For as long as the naira continues to be worsted by dollar at the foreign exchange market, the prices of imported commodities will continue to soar. The way out of this is for the government to bridge the gap between the interbank and parallel market rates. The over N100 gap between the two rates leaves room for a series of underhand dealings with the propensity for leaving the economy prostrate and the people poorer. However, bridging the gap will take the sail out of the wind of those who make a kill by engaging in round-tripping while buoying the interest of genuine business people in productive activities.

Economists are agreed that government should spend more during recession as an escape route. Doing this will swell the money in circulation and boost economic activities. We acknowledge that in the past few weeks, contractors have been mobilized to site and work has resumed on some projects, but these are just a tip of the iceberg. What is required is a massive release of money into circulation to stop the recession in its tracks. Allied to this is the need to pay outstanding workers’ salaries to enhance the purchasing powers of the populace and buoy manufacturing companies.

Twice this year, the CBN raised the interest rate, first to 12 per cent in March and 14 per cent in July, on the ground that it could not be lower than the inflation rate. Not unexpectedly, this has slowed down the interest of manufacturers in taking bank facilities. Given that the manufacturing sector is critical to the nation’s economic resurgence, the CBN should take a look at this policy. It is an economic fact that high interest rates discourage borrowing and without borrowing, manufacturing activities would suffer a lull.

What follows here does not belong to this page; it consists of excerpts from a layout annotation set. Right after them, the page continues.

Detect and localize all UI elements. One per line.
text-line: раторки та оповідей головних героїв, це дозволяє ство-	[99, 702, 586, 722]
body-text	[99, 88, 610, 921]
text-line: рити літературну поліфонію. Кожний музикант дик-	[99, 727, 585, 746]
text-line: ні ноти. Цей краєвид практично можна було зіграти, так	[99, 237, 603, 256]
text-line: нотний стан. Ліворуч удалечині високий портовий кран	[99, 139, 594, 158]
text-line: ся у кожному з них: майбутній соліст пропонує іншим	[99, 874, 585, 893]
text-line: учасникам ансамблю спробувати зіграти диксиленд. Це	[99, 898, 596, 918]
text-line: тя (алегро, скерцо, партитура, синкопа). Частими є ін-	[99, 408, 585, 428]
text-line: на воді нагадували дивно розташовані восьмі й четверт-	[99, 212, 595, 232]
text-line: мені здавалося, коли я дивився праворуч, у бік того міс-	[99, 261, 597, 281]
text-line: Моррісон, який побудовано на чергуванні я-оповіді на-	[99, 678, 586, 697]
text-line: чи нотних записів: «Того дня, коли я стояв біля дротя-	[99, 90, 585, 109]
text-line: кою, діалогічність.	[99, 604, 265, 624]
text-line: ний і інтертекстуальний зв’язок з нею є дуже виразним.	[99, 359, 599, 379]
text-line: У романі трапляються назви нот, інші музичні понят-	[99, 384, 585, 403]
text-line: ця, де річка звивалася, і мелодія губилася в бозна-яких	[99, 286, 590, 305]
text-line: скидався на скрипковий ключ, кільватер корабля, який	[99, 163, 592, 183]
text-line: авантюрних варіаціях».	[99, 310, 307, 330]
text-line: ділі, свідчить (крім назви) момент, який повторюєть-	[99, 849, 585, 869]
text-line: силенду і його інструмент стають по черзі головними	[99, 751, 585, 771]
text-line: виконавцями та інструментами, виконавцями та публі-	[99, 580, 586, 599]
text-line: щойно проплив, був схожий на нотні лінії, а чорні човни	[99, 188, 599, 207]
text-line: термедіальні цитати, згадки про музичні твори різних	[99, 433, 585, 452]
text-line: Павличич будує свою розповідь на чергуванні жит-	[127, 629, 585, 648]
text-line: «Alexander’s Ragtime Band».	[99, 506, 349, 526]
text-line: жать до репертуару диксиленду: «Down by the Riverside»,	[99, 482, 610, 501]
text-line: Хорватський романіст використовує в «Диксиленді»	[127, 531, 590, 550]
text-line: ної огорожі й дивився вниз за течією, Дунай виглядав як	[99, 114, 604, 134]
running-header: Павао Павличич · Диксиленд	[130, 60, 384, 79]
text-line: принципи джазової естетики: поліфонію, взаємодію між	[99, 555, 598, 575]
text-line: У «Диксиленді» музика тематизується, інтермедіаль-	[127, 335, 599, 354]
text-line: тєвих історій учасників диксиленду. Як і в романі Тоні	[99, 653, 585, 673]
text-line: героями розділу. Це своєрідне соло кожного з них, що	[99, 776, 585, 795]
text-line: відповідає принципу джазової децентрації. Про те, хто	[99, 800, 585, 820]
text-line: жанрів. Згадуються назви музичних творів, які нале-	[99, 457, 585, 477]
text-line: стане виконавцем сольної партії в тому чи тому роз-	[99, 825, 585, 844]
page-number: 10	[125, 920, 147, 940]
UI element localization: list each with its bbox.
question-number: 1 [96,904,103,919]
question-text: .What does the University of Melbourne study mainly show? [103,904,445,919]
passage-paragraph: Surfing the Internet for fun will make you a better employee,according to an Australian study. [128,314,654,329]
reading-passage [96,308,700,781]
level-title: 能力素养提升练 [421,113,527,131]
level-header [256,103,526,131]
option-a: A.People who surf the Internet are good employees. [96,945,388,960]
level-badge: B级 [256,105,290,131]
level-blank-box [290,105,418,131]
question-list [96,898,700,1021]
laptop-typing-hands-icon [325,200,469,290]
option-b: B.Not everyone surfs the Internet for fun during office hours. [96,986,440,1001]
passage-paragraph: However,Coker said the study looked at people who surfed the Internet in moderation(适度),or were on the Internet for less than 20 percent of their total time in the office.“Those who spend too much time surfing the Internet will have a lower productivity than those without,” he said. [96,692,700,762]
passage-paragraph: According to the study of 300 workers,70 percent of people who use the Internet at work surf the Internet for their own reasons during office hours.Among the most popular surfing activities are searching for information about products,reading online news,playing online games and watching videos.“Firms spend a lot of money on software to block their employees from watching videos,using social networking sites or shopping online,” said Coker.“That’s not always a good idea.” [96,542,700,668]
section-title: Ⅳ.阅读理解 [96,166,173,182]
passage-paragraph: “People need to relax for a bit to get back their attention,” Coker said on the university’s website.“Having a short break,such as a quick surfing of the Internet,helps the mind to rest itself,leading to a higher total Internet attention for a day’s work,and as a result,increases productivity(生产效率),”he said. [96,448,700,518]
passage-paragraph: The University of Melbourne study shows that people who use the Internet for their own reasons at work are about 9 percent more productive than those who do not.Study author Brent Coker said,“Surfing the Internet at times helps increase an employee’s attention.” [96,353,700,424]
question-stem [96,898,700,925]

Every government in the last 30 years has bellowed the need to diversify the economy but not much has been done over the years. This government has also not hidden its interest in the diversification of the economy, and is considering agriculture and mining as the vehicles for this. While some steps have been taken in this direction, what the government is doing is unlikely to deliver the desired result because its focus has been on exporting farm produce and raw minerals. But that is the mistake the country made with petroleum; exporting primary products does not make any country prosperous. So, rather than planning to diversify the economy through the exportation of farm produce and solid minerals, the government should challenge local manufacturing companies to go into processing of these, to create employment opportunities and ensure the inflow of foreign currencies.

The government also needs to cut down on the cost of governance. If the revenue accruing to the states has dwindled, it goes without saying that government expenditure on non-essentials ought to be scaled down. Having a convoy of 15 vehicles accompany a government official is not only a wrong deployment of scarce resources; it is also an unconscionable act capable of pitting the people against the government. Then, the government should communicate more. It is not enough to give assurances without providing data to back same. Keeping the people in the dark would alienate the government from the people. The government needs the cooperation and support of the populace to turn the economic tide, but what would guarantee this is a clear and honest communication about the reality of the situation and what the government is doing to steer the ship of the country out of the troubled waters.